You still have to be careful not to miss your next renewal time. With a lifetime of 90 days you should buy the next KSh 50 data bundle 88 or 89 days later. SMS the word balance to 450 to find out precisely when you data bundle expires.
To avoid forgetting to renew, my recommendation is to use the Google Calendar and enter an appointment in 90 days with a few reminders one and two days before, so you get several alarms before the deadline.
If your Megabytes are almost finished, you can, of course, buy an even cheaper bundle that extends your time by just 7 days. The cheapest of these costs KSh 5. If you bought these every 6 days, an extension of 90 days would cost you KSh 75, so the KSh 50 bundle is cheaper for any time over 60 days, but for a shorter period you can use the KSh 5 bundle.
Of course, eventually your Megabytes will all be used up. If you do not notice in time, your data use will gobble up all your remaining KSh on your card in no time, because the Safaricom data tariff without a data bundle is outrageously expensive.
So check your Megabytes regularly. If you are running low, that is the time to buy another big data bundle to get a lot of cheap Megabytes and start all over.
Here is the Airtel data bundle page. Note that they apparently try to undercut the Safaricom prices by a little. On the other hand, none of their big bundles lasts as long. But the most important question is, which one has the better coverage for you?
Since Feb 2014 it is possible to Sambaza data bundle Megabytes. This service is called Internet Sambaza.
You can transfer between 5 and 900 MB in one go, subject to some other limitations. The expiration date travels with the Megabytes, if the recipient does not already have a better expiration date.
How to do it:
Kama Kawaida, travelling in East Africa
With your Safaricom SIM card you can phone and text (SMS) in Tanzania, Uganda, and Rwanda for low international roaming prices through Safaricom's Kama Kawaida service.
The service works automatically. However, you should force your phone to use only the participating network in the country you are in. In Android this is done with the command Settings, Wireless & networks, More…, Mobile networks. Choose the participating network, which you can find on Safaricom's Kama Kawaida web page. Read it and check the rates before you travel abroad.
There is even a way to add airtime to your prepaid SIM card with scratch cards bought from the participating partner network in the other countries. I tried that in Rwanda, but it did not work, so perhaps you should not rely on it. Top up your SIM card before you travel.
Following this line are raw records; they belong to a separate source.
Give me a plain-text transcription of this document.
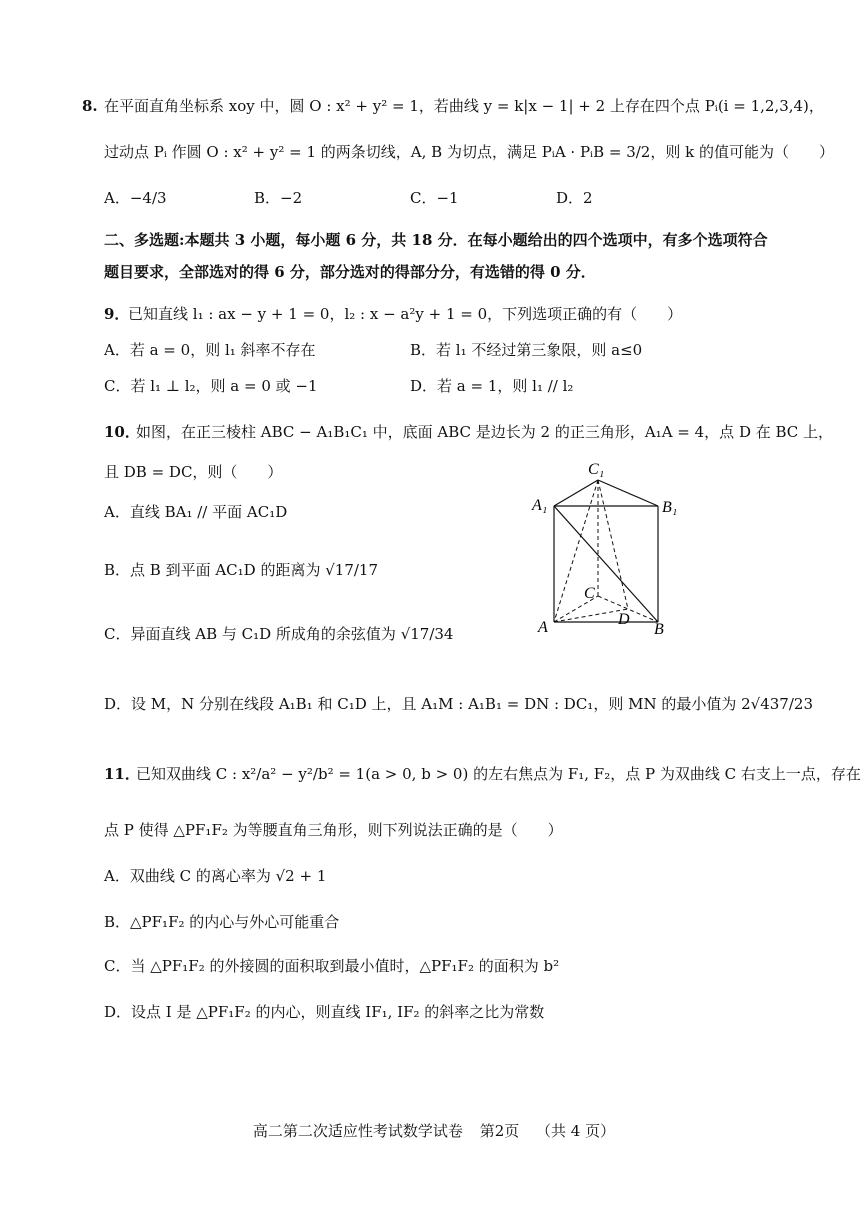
在平面直角坐标系 xoy 中，圆 O : x² + y² = 1，若曲线 y = k|x − 1| + 2 上存在四个点 Pᵢ(i = 1,2,3,4)，
8.
过动点 Pᵢ 作圆 O : x² + y² = 1 的两条切线，A, B 为切点，满足 PᵢA · PᵢB = 3/2，则 k 的值可能为（　　）
A．−4/3	B．−2	C．−1	D．2
二、多选题:本题共 3 小题，每小题 6 分，共 18 分．在每小题给出的四个选项中，有多个选项符合
题目要求，全部选对的得 6 分，部分选对的得部分分，有选错的得 0 分．
9．
已知直线 l₁ : ax − y + 1 = 0，l₂ : x − a²y + 1 = 0，下列选项正确的有（　　）
A．若 a = 0，则 l₁ 斜率不存在	B．若 l₁ 不经过第三象限，则 a≤0
C．若 l₁ ⊥ l₂，则 a = 0 或 −1	D．若 a = 1，则 l₁ // l₂
10．
如图，在正三棱柱 ABC − A₁B₁C₁ 中，底面 ABC 是边长为 2 的正三角形，A₁A = 4，点 D 在 BC 上，
且 DB = DC，则（　　）
A．直线 BA₁ // 平面 AC₁D
B．点 B 到平面 AC₁D 的距离为 √17/17
C．异面直线 AB 与 C₁D 所成角的余弦值为 √17/34
D．设 M，N 分别在线段 A₁B₁ 和 C₁D 上，且 A₁M : A₁B₁ = DN : DC₁，则 MN 的最小值为 2√437/23
C₁
A₁	B₁
C
A	D
B
11．
已知双曲线 C : x²/a² − y²/b² = 1(a > 0, b > 0) 的左右焦点为 F₁, F₂，点 P 为双曲线 C 右支上一点，存在
点 P 使得 △PF₁F₂ 为等腰直角三角形，则下列说法正确的是（　　）
A．双曲线 C 的离心率为 √2 + 1
B．△PF₁F₂ 的内心与外心可能重合
C．当 △PF₁F₂ 的外接圆的面积取到最小值时，△PF₁F₂ 的面积为 b²
D．设点 I 是 △PF₁F₂ 的内心，则直线 IF₁, IF₂ 的斜率之比为常数
高二第二次适应性考试数学试卷 第2页 （共 4 页）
Note, however, that your data bundles will not work outside Kenya. If you enable data roaming on your phone, you will pay KSh14 per Megabyte, i.e. roughly 30 times as much as using a big data bundle in Kenya. The exception is Uganda, where you will pay KSh75 per Megabyte. These rates are from early 2013. Check them again before you travel—they may have changed.
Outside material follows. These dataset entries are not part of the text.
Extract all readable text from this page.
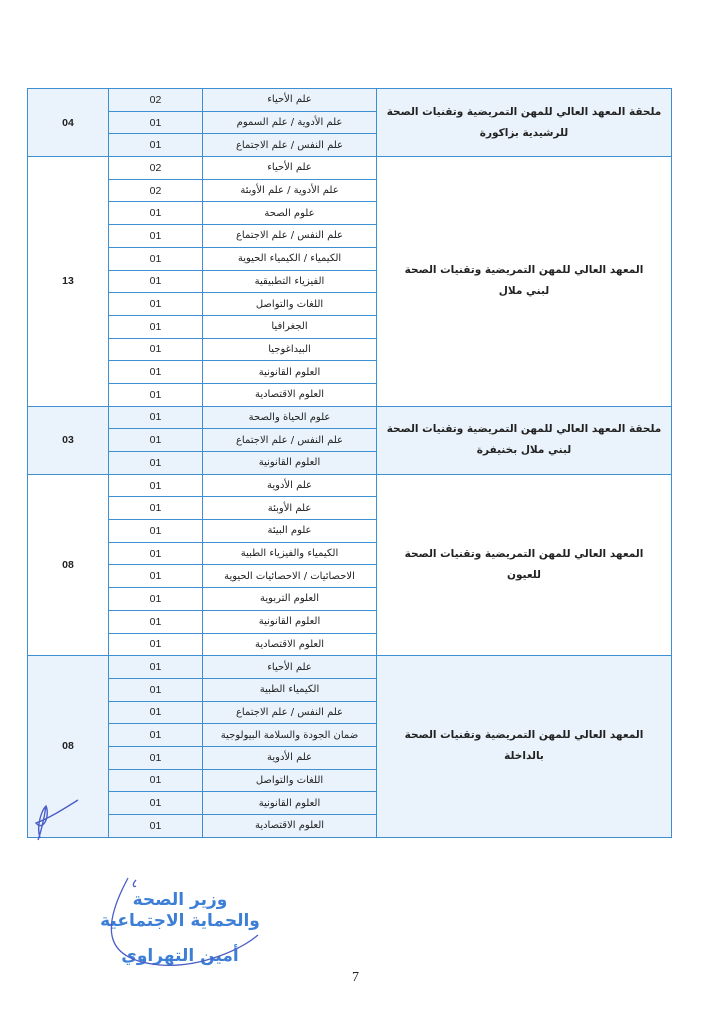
04	02	علم الأحياء	ملحقة المعهد العالي للمهن التمريضية وتقنيات الصحة
للرشيدية بزاكورة

	01	علم الأدوية / علم السموم	
	01	علم النفس / علم الاجتماع	
13	02	علم الأحياء	المعهد العالي للمهن التمريضية وتقنيات الصحة
لبني ملال

	02	علم الأدوية / علم الأوبئة	
	01	علوم الصحة	
	01	علم النفس / علم الاجتماع	
	01	الكيمياء / الكيمياء الحيوية	
	01	الفيزياء التطبيقية	
	01	اللغات والتواصل	
	01	الجغرافيا	
	01	البيداغوجيا	
	01	العلوم القانونية	
	01	العلوم الاقتصادية	
03	01	علوم الحياة والصحة	ملحقة المعهد العالي للمهن التمريضية وتقنيات الصحة
لبني ملال بخنيفرة

	01	علم النفس / علم الاجتماع	
	01	العلوم القانونية	
08	01	علم الأدوية	المعهد العالي للمهن التمريضية وتقنيات الصحة
للعيون

	01	علم الأوبئة	
	01	علوم البيئة	
	01	الكيمياء والفيزياء الطبية	
	01	الاحصائيات / الاحصائيات الحيوية	
	01	العلوم التربوية	
	01	العلوم القانونية	
	01	العلوم الاقتصادية	
08	01	علم الأحياء	المعهد العالي للمهن التمريضية وتقنيات الصحة
بالداخلة

	01	الكيمياء الطبية	
	01	علم النفس / علم الاجتماع	
	01	ضمان الجودة والسلامة البيولوجية	
	01	علم الأدوية	
	01	اللغات والتواصل	
	01	العلوم القانونية	
	01	العلوم الاقتصادية	
وزير الصحة
والحماية الاجتماعية
أمين التهراوي
7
This is still not as expensive as in other countries, but it is not cheap. If you don't want to pay that high price, keep data roaming disabled and enable it only for a short time, like a minute, if you urgently need data service.
Also make sure you disable automatic program updates over the phone data connection while travelling abroad. As long as you have regular access to a Wi-Fi Internet connection, set your automatic program updates to "Update over Wi-Fi only". Otherwise enable automatic program updates over the phone data connection when you are back in Kenya.